Un choc d’approvisionnement rapidement maîtrisé
L’onde de choc provoquée par la raréfaction du carburant au début de l’année a rapidement atteint le bitume brazzavillois. Les longues files d’attente devant les stations-service, aujourd’hui résorbées, ont accaparé les écrans de télévision et créé un contexte propice à des ajustements tarifaires improvisés. L’administration centrale, tout en sécurisant les réserves stratégiques auprès de la Société nationale des pétroles du Congo, a réaffirmé le tarif légal de 150 francs CFA par trajet urbain, rappelant qu’il n’avait jamais été question d’en modifier le barème.
Cet épisode illustre la forte élasticité du secteur à la conjoncture internationale. Les congestions logistiques enregistrées dans le golfe de Guinée ont perturbé l’acheminement des dérivés raffinés, tandis que le dollar fort renchérissait la facture des importations. Brazzaville a connu, en miniature, ce que plusieurs capitales africaines subissent à plus grande échelle : un choc exogène infiltrant instantanément le marché informel du transport.
Les entrepreneurs de la route, arbitres improvisés du tarif
Privatisée de facto depuis la faillite de la Société des transports publics urbains (STPU) en 2022, la desserte de l’agglomération dépend désormais d’une myriade d’opérateurs invoquant le modèle de l’auto-financement. Des minibus Coaster aux taxis collectifs, chacun a fixé dans l’urgence ses propres barèmes, souvent indexés sur le prix noir du litre de gasoil. « Le tarif est devenu une variable d’ajustement quotidienne », reconnaît un syndicaliste du secteur, M. Armel Kouka, qui plaide néanmoins pour « une tarification d’équilibre tenant compte de l’usure des véhicules et de la fiscalité ».

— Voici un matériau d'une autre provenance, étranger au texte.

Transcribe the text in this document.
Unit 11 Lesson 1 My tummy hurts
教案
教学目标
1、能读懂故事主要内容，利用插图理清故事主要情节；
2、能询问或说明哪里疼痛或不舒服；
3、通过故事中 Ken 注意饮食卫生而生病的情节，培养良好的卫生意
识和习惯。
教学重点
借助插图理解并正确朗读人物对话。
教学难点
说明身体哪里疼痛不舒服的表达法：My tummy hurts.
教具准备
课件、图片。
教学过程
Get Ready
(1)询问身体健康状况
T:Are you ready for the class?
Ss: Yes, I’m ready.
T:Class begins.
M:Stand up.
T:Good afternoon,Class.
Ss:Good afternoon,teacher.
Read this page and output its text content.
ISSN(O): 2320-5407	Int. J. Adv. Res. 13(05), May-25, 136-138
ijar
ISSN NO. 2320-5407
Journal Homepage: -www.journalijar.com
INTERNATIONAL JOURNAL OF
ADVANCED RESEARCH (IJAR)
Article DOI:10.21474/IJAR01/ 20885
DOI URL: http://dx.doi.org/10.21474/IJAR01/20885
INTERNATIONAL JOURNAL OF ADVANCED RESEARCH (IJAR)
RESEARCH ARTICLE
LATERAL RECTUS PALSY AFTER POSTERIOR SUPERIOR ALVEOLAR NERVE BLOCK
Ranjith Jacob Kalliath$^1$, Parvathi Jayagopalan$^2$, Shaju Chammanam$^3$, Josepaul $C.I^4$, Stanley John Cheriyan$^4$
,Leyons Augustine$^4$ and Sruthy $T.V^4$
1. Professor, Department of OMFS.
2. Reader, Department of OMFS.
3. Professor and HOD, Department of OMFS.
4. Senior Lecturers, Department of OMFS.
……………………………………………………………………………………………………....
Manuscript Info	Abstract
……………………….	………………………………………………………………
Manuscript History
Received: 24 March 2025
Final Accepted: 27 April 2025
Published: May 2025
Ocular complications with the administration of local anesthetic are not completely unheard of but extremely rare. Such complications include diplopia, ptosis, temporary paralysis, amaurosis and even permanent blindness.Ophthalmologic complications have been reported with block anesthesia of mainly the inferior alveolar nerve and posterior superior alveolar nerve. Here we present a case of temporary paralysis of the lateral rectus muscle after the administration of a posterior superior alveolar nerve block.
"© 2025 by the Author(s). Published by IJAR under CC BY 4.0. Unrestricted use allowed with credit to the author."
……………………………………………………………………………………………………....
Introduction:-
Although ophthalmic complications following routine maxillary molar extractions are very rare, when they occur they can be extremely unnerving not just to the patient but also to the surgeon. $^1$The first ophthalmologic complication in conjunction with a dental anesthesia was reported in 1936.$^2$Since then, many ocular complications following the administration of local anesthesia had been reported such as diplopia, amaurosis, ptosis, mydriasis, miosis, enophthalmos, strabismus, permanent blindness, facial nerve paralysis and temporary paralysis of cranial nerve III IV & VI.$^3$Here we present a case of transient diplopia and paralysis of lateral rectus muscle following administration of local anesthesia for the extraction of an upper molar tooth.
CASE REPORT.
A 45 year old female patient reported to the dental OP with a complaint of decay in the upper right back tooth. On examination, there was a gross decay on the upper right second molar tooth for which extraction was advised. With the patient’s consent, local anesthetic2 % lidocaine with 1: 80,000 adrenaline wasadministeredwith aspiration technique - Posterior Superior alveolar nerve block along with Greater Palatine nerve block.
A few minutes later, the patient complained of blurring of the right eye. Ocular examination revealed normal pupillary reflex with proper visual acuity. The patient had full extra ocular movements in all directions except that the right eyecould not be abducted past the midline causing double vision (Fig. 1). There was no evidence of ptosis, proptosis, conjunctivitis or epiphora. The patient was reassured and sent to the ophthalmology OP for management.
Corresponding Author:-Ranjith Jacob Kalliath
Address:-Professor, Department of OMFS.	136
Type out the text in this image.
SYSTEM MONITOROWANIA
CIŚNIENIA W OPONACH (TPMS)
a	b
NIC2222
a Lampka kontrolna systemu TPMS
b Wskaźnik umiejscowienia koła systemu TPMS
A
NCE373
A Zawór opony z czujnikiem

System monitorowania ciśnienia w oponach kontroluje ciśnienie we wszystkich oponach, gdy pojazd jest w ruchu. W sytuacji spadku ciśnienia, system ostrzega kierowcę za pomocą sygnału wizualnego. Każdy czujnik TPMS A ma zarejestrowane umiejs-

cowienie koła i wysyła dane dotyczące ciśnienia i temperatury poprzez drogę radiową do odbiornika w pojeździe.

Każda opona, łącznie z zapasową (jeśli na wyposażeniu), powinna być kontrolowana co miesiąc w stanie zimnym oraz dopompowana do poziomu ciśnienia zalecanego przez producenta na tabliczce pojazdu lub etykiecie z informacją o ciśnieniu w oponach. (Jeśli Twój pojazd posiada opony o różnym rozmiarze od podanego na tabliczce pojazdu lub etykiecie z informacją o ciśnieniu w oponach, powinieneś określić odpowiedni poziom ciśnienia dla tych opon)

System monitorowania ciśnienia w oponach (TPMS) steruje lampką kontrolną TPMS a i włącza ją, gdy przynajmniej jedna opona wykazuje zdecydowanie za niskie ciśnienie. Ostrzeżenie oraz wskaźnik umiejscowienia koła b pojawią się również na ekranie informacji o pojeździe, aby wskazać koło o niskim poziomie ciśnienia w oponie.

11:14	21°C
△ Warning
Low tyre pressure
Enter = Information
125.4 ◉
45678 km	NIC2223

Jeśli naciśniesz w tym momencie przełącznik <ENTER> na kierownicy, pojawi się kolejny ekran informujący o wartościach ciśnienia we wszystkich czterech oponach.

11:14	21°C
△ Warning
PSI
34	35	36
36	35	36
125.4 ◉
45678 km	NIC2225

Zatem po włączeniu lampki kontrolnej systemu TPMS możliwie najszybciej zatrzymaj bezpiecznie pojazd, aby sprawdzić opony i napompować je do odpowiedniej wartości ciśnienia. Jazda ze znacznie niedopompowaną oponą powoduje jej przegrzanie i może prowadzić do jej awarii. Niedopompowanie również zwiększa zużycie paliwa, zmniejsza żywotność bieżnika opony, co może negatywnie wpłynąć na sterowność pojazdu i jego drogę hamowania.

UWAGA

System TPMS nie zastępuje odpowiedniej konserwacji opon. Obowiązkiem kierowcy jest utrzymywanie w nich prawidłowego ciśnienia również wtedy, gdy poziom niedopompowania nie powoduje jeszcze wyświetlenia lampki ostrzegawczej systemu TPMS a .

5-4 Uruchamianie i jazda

Ce pragmatisme, s’il a permis la continuité du service au plus fort de la crise, se heurte à une population dont le revenu mensuel médian n’excède pas l’équivalent de 60 000 francs CFA, selon l’Institut national de la statistique. Les ménages ont pris de plein fouet un doublement, parfois un triplement, du coût de la mobilité quotidienne. Pourtant, comme le souligne la sociologue Mireille Baongui, « l’accessibilité physique à l’emploi reste le premier levier de résilience sociale ; chaque franc supplémentaire amputé au transport se répercute sur la nutrition ou la scolarisation ».
La réponse publique : concertation et nouveau cadre réglementaire
Dans une allocution devant le Sénat la semaine dernière, le ministre des Transports, Jean-Luc Mouthou, a qualifié la spéculation tarifaire de « phénomène transitoire », annonçant l’ouverture d’un dialogue tripartite réunissant opérateurs, collectivités et associations de consommateurs. Parmi les pistes évoquées se trouvent la mise en place d’un observatoire des prix, l’harmonisation des licences de transport et le déploiement de brigades mobiles de contrôle. « Notre responsabilité est de protéger le pouvoir d’achat sans fragiliser l’offre de mobilité », a souligné le ministre, rappelant que l’État avait consenti à maintenir une subvention partielle sur le carburant.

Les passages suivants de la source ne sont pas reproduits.